Niecały miesiąc temu ibizie mojej dziewczyny przytrafiło sie male bum.
Sprawca jest z AXA (niestety), policja była itp.
Auto to golas z 2000r SDi.
Uszkodzenia widoczne na foto:

Uploaded with ImageShack.us

Uploaded with ImageShack.us

Po dość długim czasie udało mi się doprosić firmę AXA o przygotowanie wyceny - trwało to 2 tygodnie >:(
Wrzucam poniżej skany otrzymanych dokumentów, dodatkowo przy ocenie uszkodzeń wpisane jest sprawdzenie geometrii i wymiana opony, która ma 7mm firmy bridgestone blizzak Lm-20.
Po rozebraniu auta okazało się, że ani fartuch, podłużnica, mocowanie drzwi nie oberwało i auto jest jż prowizorycznie poskładane ( nowy błotnik, nadkole, kierunek, opona, wyklepanie drzwi) i śmiga lecz lekko go ściąga - muszę jechać na geometrie...
Dodam, że auto wcześniej było bezwypadkowe, miało oryginalny lakier co zostało zmierzone i zapisane przez rzeczoznawcę. Może ktoś rzucić okiem na te dokumenty i podpowiedzieć o co można się odwołać? Wiem, że mogę się odwołać o nieuzasadnione zastosowanie zamienników, zaniżoną cenę opony oraz o amortyzację. Mam tylko pytanko, czy jak AXA policzy to jak należy nie zrobią mi szkody całkowitej i dadzą jeszcze mniej kasy?

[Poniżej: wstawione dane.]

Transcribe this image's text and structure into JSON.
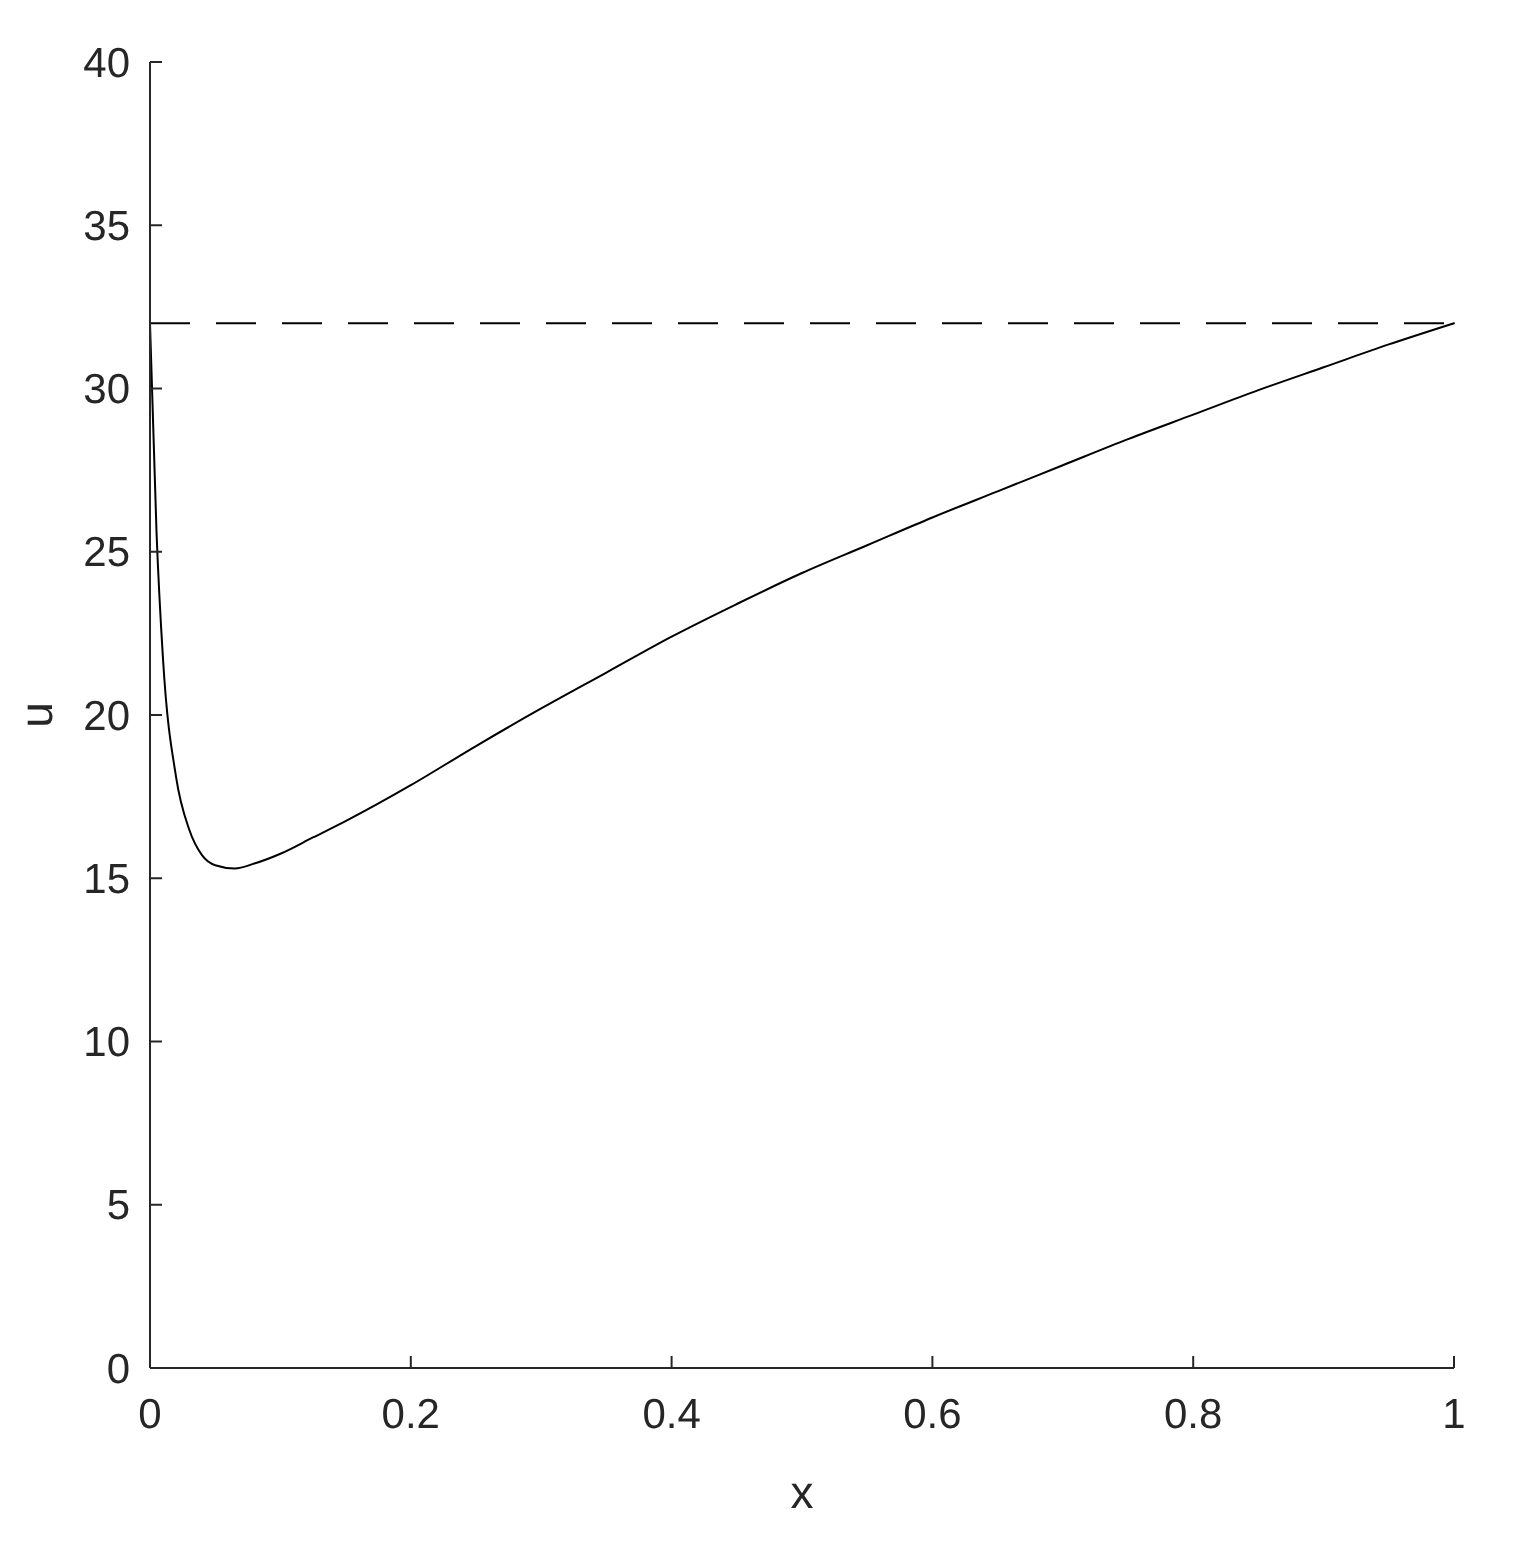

Dostałem ofertę od firmy, która skupuje takie roszczenia i sama odzyskuje kasę od ubezpieczyciela - zapronowali mi 450zł do łapy i nic mnie nie interesuje - korzystał ktoś z usług takich firm? Jest jakiś haczyk?
Wiem, że na forum są osoby " siedzące w temacie" więc z góry dzięki za odp.